Our Sea Services team and its capabilities are absolutely critical to our Nation’s security. We learned that lesson first and well during the War of 1812, and that tuition is worth reviewing again as we commemorate that war’s bicentennial over the next several years.

To say a lot has changed in the last 200 years is an obvious understatement. For example:

  • The two combatant nations in the War of 1812 have become three nations enjoying the closest possible friendly relationships: The United States, the United Kingdom, and Canada.
  • In 1812 America’s Navy operated wooden ships; now it operates steel ships and is working on constructing ships of futuristic synthetic materials.
  • The sails powered by wind in 1812 have given way consecutively to steam (from coal and then oil), to gas turbines, to energy from the atom, and in the future to green energy sources.
  • In 1812, the Navy’s situational awareness was limited to the horizon of visibility from the top of the tallest mast on a ship; today, America’s Navy enjoys instantaneous communications to any point on the globe, to the bottom of the ocean, and to and from outer space.
  • The smoothbore cannons of 1812 have metamorphosed into modern naval guns, aircraft, missiles, and torpedoes, and America’s Navy is on course to a force armed with lasers and railguns, technologies unimaginable to the sailors who fought in the War of 1812.

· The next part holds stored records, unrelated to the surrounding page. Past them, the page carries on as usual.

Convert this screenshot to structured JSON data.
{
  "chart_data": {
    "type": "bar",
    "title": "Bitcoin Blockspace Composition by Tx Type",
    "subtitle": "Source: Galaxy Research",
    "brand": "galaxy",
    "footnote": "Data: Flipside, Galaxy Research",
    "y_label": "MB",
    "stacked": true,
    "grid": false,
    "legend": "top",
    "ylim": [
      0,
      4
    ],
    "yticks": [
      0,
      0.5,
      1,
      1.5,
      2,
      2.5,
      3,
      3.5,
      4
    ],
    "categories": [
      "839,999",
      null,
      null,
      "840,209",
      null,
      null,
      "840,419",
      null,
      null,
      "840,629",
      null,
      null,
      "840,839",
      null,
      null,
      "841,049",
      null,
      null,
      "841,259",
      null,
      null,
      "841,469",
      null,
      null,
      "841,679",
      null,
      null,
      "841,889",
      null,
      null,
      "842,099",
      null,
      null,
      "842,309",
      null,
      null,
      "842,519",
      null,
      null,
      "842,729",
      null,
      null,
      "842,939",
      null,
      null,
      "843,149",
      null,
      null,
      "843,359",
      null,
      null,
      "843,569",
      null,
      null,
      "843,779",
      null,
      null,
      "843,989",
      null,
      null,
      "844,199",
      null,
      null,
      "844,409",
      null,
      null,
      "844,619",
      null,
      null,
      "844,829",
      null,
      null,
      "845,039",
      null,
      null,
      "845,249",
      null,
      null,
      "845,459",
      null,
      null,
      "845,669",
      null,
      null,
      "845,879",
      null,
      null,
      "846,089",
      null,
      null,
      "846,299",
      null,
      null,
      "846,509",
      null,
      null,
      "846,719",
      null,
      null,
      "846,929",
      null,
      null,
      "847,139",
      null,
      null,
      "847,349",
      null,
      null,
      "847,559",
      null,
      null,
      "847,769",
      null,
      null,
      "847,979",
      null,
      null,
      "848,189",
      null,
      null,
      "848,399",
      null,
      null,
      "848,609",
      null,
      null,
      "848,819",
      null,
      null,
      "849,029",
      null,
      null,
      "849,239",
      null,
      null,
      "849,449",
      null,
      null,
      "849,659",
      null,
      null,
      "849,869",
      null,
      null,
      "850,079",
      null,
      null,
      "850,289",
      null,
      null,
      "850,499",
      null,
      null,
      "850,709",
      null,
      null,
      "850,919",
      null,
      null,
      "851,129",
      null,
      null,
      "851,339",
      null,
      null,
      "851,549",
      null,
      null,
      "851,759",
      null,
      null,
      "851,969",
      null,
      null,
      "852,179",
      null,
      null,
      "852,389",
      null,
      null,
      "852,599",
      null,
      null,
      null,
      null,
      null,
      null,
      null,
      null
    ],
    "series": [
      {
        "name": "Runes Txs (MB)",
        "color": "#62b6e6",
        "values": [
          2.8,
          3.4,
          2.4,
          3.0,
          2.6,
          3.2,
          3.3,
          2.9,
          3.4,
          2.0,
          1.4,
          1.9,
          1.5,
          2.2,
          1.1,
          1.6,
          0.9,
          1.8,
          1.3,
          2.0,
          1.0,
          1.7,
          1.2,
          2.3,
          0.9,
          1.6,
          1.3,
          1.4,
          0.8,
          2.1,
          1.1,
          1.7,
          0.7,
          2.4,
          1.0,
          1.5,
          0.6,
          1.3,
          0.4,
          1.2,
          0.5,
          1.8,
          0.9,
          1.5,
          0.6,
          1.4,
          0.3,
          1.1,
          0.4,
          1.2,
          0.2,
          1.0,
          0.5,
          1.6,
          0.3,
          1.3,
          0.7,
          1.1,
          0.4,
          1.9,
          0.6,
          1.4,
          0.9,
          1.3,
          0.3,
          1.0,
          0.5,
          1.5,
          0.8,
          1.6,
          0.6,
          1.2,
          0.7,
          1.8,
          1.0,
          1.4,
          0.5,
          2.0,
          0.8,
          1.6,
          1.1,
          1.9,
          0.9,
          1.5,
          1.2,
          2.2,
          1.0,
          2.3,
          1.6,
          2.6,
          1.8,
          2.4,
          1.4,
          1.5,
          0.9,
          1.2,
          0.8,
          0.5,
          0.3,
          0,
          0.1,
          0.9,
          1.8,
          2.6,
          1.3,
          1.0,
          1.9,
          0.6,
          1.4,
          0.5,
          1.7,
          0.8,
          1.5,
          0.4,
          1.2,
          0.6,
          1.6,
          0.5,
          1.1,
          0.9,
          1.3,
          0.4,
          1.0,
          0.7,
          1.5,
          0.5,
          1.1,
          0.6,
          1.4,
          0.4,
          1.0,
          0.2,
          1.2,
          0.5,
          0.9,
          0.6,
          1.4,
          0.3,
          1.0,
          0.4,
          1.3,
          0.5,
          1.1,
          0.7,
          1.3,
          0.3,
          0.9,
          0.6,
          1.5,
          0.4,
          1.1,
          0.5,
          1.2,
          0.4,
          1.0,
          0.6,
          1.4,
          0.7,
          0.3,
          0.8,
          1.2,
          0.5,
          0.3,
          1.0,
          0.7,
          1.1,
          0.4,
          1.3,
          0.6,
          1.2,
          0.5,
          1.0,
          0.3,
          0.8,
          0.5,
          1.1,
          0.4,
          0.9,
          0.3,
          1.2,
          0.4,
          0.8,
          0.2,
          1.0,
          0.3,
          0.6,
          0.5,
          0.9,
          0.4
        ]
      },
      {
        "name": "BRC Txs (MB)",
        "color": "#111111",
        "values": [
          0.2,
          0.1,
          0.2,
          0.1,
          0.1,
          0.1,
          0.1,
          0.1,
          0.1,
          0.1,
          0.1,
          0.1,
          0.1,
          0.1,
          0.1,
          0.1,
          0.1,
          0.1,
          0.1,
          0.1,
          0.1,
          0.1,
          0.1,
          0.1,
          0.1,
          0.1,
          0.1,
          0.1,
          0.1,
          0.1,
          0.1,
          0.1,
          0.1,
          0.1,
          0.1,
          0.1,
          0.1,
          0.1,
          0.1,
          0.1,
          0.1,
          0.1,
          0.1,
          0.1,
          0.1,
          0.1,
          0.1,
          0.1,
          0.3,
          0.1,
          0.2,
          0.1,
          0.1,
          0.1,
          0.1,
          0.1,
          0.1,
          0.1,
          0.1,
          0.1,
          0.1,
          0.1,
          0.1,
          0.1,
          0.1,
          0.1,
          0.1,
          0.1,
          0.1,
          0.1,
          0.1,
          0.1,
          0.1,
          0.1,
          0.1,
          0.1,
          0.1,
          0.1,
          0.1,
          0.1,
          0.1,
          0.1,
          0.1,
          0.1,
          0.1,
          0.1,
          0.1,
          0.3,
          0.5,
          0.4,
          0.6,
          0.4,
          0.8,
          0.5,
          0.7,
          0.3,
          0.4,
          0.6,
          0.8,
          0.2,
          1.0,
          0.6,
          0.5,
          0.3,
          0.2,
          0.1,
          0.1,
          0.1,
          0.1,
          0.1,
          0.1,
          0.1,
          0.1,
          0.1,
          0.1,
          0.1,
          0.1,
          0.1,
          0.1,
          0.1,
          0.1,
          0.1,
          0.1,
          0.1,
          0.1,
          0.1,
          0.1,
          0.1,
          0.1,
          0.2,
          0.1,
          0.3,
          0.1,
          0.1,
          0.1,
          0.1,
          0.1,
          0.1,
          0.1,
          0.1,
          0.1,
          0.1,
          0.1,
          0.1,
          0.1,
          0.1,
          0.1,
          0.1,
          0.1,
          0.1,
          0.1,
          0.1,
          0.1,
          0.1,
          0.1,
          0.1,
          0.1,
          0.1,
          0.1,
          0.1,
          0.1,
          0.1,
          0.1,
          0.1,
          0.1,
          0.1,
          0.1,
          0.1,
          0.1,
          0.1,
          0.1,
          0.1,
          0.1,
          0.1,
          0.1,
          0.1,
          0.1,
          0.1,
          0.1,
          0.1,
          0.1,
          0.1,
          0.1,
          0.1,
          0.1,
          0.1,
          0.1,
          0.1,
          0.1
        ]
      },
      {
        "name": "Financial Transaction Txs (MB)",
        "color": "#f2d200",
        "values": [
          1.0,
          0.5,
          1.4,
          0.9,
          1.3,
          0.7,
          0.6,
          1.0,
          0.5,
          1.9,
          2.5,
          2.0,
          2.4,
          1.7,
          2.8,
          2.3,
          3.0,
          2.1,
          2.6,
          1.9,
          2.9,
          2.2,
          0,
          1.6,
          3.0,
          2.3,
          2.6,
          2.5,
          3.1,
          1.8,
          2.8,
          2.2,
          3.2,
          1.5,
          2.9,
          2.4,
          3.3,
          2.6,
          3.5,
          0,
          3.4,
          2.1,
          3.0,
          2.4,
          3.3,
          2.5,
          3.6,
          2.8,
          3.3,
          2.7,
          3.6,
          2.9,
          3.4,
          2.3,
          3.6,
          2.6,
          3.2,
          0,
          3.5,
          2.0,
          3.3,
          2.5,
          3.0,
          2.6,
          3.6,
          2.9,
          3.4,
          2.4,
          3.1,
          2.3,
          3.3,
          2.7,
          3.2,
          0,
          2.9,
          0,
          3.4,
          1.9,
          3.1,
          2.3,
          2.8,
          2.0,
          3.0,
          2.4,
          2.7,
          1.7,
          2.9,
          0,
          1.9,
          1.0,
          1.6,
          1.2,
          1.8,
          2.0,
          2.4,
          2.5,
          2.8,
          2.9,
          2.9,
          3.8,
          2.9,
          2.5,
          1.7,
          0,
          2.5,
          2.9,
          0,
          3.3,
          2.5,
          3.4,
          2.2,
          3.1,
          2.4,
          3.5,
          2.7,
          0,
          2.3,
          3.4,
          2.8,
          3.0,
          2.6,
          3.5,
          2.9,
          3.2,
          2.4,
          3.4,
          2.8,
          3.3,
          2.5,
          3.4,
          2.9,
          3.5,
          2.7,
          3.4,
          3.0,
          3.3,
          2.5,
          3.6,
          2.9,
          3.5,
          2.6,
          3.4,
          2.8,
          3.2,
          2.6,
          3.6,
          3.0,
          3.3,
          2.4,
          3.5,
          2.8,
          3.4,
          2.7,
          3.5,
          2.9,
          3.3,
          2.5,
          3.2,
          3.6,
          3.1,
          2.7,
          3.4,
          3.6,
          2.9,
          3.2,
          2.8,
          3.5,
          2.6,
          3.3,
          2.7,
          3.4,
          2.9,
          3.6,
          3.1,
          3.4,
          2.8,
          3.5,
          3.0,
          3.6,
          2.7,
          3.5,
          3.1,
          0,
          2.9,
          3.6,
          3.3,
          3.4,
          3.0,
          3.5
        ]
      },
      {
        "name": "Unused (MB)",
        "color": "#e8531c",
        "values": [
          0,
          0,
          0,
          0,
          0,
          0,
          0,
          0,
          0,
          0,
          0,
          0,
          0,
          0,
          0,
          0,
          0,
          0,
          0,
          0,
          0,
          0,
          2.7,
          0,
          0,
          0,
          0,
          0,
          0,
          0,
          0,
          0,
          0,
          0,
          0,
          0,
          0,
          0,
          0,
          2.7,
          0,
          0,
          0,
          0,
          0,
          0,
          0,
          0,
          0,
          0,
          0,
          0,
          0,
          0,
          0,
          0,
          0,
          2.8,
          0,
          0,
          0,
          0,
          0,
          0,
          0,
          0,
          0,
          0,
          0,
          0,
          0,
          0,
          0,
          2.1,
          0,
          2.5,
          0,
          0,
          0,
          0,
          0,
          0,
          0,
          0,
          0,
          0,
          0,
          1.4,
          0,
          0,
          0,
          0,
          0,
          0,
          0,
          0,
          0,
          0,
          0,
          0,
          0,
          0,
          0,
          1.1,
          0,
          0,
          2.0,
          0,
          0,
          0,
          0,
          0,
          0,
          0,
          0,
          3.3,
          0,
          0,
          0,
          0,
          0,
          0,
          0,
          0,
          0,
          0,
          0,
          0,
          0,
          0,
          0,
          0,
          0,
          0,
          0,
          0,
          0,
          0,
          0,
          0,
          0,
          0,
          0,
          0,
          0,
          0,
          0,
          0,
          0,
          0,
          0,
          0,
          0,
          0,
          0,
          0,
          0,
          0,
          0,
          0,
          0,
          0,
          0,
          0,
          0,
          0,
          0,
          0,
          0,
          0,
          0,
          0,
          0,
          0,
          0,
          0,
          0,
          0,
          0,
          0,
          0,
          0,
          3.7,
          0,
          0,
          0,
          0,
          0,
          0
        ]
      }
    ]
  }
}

But today one of those first six frigates that 200 years ago fought in the War of 1812, the U.S.S. Constitution, is still a commissioned ship in the United States Navy. She is a tangible link to those critical events in our nation’s history, and anchors one end of the arcs of technological change just described. As such, she invites one’s attention to the intangible lessons of the War of 1812 that have shaped, and must continue to shape, the nation’s sea services today and in the future. The traditions, customs, and norms of the United States Navy in the 21st Century were laid down in the War of 1812. The outstanding Navy commanders of the War of 1812, such as Stephen Decatur, Isaac Hull, Oliver Hazard Perry, Thomas Macdonough, Charles Morris, and others, set benchmarks for leadership, seamanship, and innovation that shape and inform the officer corps of America’s Navy today. The performance of America’s Sailors and Marines in that war, fighting always against great odds and in great peril, set the standards proudly met by our ships’ crews over the last 200 years and today.

Ultimately, the commemoration of the Bicentennial of the War of 1812 is a salute to all of our Sailors and Marines who fought so gallantly against great odds in that conflict, in all of our nation’s conflicts between then and now, and those who are today defending freedom around the world – from the mountains of Afghanistan to the coasts of Africa to the Straits of Hormuz – and standing ready to provide compassionate humanitarian aid from Haiti to Japan to wherever catastrophe strikes. The Navy and Marine Corps and Coast Guard are what they are because of the quality of the people that served over the last 200 years, and the tens of thousands of Sailors and Marines now making sacrifices every day, something that America can be very grateful has not changed over the past 200 years.

If America remembers the lessons of the naval war of 1812, lessons paid for with the lives of Sailors and Marines, then America can be confident that the nation will always answer Francis Scott Key’s question in the affirmative: 

Oh, say does that that Star-Spangled Banner yet wave
O’er the land of the free, and the home of the brave?